In 2019, for instance, contestant Luke Parker slut-shamed bachelorette Hannah Brown by telling her he couldn’t be with her if she’d slept with any of her other suitors, then refused to take no for an answer when she eliminated him from the show. The following season, Yosef Aborady told bachelorette Clare Crawley that he was “ashamed to be associated” with her and that she was “not fit to be a mother” to his child. The top comments on the show’s official YouTube video of the exchange are nearly all in praise of Aborady.

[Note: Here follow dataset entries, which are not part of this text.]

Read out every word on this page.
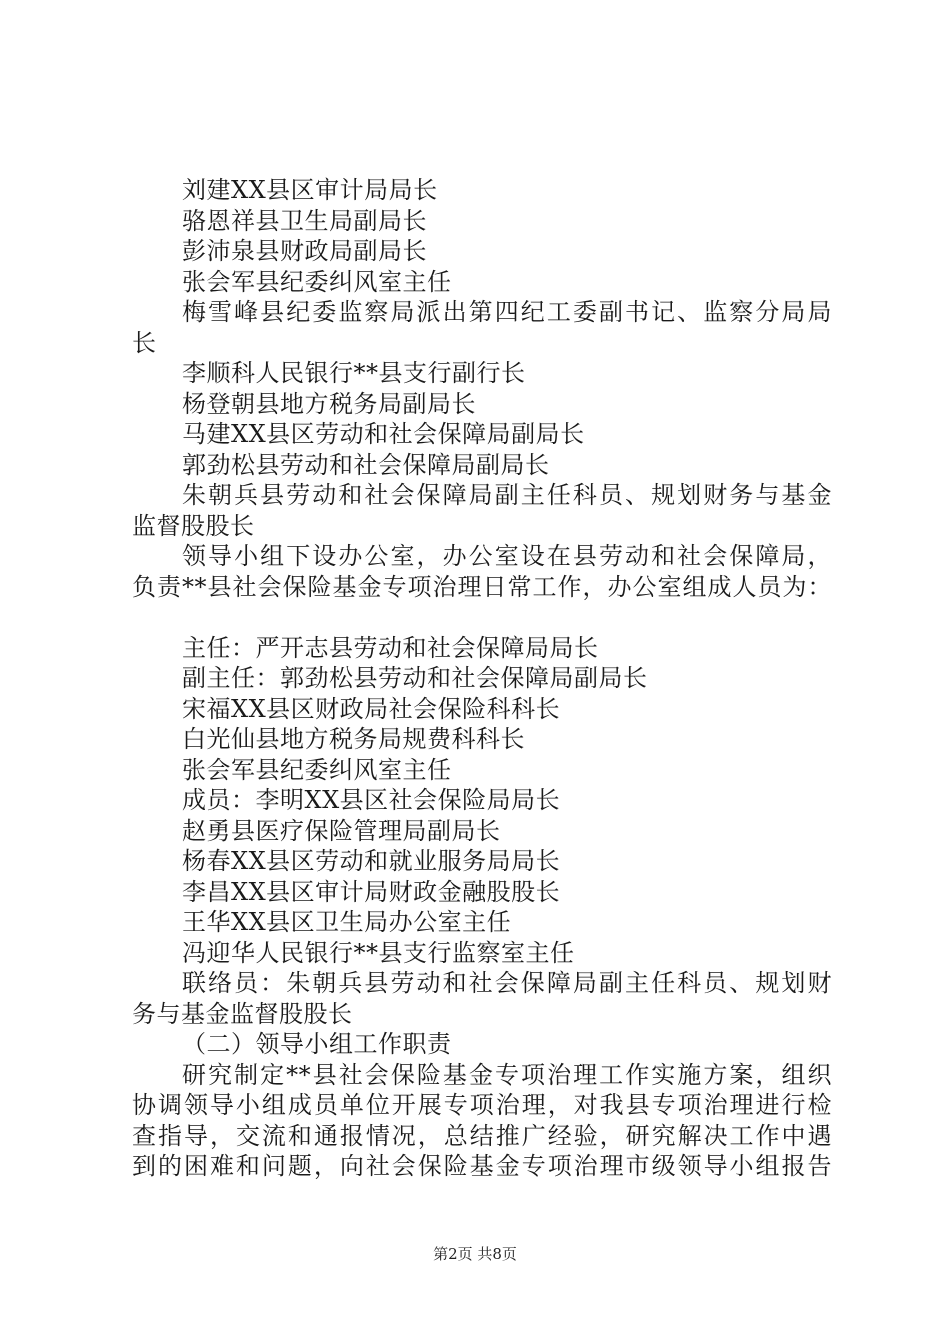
刘建XX县区审计局局长
骆恩祥县卫生局副局长
彭沛泉县财政局副局长
张会军县纪委纠风室主任
梅雪峰县纪委监察局派出第四纪工委副书记、监察分局局
长
李顺科人民银行**县支行副行长
杨登朝县地方税务局副局长
马建XX县区劳动和社会保障局副局长
郭劲松县劳动和社会保障局副局长
朱朝兵县劳动和社会保障局副主任科员、规划财务与基金
监督股股长
领导小组下设办公室，办公室设在县劳动和社会保障局，
负责**县社会保险基金专项治理日常工作，办公室组成人员为：
主任：严开志县劳动和社会保障局局长
副主任：郭劲松县劳动和社会保障局副局长
宋福XX县区财政局社会保险科科长
白光仙县地方税务局规费科科长
张会军县纪委纠风室主任
成员：李明XX县区社会保险局局长
赵勇县医疗保险管理局副局长
杨春XX县区劳动和就业服务局局长
李昌XX县区审计局财政金融股股长
王华XX县区卫生局办公室主任
冯迎华人民银行**县支行监察室主任
联络员：朱朝兵县劳动和社会保障局副主任科员、规划财
务与基金监督股股长
（二）领导小组工作职责
研究制定**县社会保险基金专项治理工作实施方案，组织
协调领导小组成员单位开展专项治理，对我县专项治理进行检
查指导，交流和通报情况，总结推广经验，研究解决工作中遇
到的困难和问题，向社会保险基金专项治理市级领导小组报告
第2页 共8页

“I think just because you reverse the gender of the lead, and have a woman picking rather than a man, it doesn’t mean the sort of more conventional, heteronormative assumptions about gender are being abandoned; they’re just being cast into a different environment,” says Moya Luckett, a media historian who teaches at New York University. She sees The Bachelor franchise as embodying a sort of girl-power feminism. The franchise, to Luckett, is an “updated version of the conventional heteronormative ideal,” in which the men have the power and assume that the women will be on the show solely to pursue them.
Even as it tries to adapt to changes in the dating world, The Bachelor is “also reinforcing and playing to anxieties that have shaped the 21st century about finding somebody that’s right for you in a world where expectations are high and people are encouraged to shop for partners,” Luckett says.

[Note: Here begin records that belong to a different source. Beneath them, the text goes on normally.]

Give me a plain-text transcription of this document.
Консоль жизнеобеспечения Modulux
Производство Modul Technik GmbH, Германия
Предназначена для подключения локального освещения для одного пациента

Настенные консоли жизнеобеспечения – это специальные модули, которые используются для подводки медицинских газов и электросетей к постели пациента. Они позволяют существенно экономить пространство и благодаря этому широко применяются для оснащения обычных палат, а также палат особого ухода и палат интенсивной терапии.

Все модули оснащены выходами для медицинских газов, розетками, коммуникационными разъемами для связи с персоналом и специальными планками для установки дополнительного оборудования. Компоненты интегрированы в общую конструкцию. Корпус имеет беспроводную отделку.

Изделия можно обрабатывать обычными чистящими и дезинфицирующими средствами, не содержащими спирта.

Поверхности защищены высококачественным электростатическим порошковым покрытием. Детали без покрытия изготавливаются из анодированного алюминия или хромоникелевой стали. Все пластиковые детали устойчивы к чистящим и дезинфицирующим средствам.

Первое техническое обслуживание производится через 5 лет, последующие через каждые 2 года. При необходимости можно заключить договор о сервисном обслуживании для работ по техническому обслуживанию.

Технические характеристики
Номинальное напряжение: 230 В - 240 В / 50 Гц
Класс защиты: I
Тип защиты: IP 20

Where does this all leave longtime fans of the franchise? Some have begun to watch other reality dating shows, but the misogyny and mistreatment of women is rampant in most of those as well. Contestants on Love Island were so misogynistic this summer that thousands of viewers wrote in to Ofcom, the United Kingdom’s regulatory and competition authority for the broadcasting industry, to complain. Many viewers were troubled by the behavior of two contestants who bullied one woman for cheating on her partner—even as they celebrated him for doing the same thing. Notably, the definition of “cheating” on Love Island is notoriously blurry, and the female contestants on the show are typically held to a much higher standard than men.

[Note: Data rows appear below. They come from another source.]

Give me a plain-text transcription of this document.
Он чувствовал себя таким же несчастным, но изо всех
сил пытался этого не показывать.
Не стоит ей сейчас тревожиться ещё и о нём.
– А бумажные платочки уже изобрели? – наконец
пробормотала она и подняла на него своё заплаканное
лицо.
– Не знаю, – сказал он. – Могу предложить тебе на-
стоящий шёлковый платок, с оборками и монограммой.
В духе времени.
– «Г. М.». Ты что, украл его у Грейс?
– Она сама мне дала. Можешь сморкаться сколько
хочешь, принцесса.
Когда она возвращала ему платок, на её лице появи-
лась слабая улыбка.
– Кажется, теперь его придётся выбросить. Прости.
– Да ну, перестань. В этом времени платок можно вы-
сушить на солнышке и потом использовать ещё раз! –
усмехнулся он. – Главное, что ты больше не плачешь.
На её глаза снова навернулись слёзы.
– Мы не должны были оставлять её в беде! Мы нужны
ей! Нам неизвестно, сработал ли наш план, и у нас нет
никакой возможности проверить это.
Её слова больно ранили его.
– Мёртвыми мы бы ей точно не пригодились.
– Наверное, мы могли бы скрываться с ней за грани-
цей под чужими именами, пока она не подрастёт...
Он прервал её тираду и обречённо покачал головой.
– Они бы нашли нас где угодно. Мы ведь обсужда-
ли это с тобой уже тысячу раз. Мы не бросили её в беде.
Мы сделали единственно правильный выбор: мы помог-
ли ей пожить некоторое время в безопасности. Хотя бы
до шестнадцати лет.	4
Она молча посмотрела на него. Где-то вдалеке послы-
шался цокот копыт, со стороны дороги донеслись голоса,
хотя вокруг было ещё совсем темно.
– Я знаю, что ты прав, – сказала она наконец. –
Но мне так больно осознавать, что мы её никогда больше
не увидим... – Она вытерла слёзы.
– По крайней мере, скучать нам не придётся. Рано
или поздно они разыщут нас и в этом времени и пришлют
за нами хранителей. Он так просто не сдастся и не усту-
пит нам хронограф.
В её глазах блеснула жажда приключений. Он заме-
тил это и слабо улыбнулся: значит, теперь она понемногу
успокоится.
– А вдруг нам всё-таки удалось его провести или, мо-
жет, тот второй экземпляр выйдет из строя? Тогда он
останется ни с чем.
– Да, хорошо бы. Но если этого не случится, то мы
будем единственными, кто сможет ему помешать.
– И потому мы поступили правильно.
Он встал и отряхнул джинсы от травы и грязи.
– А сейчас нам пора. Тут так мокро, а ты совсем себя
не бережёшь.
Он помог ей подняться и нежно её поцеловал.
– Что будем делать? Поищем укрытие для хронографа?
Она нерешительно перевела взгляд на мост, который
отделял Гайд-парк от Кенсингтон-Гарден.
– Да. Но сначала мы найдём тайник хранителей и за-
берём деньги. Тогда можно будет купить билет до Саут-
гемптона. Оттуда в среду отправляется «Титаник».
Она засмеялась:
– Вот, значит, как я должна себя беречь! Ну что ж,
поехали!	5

Of course, The Bachelorette is not the beginning or the end of the problem of misogyny in the entertainment world, but rather a reflection of larger issues. Many men on these shows behave just the way they would in real life, sometimes even worse. The mistreatment of women in the genre of reality dating is so ingrained and pervasive that many viewers, including me, have simply come to expect it. And despite the show’s recent marketing efforts, with each season it gets more and more difficult to hold on to the belief that the series will get better. The Bachelorette is still trying to feed viewers the idea that it’s feminist; it’s time to stop believing that’s true.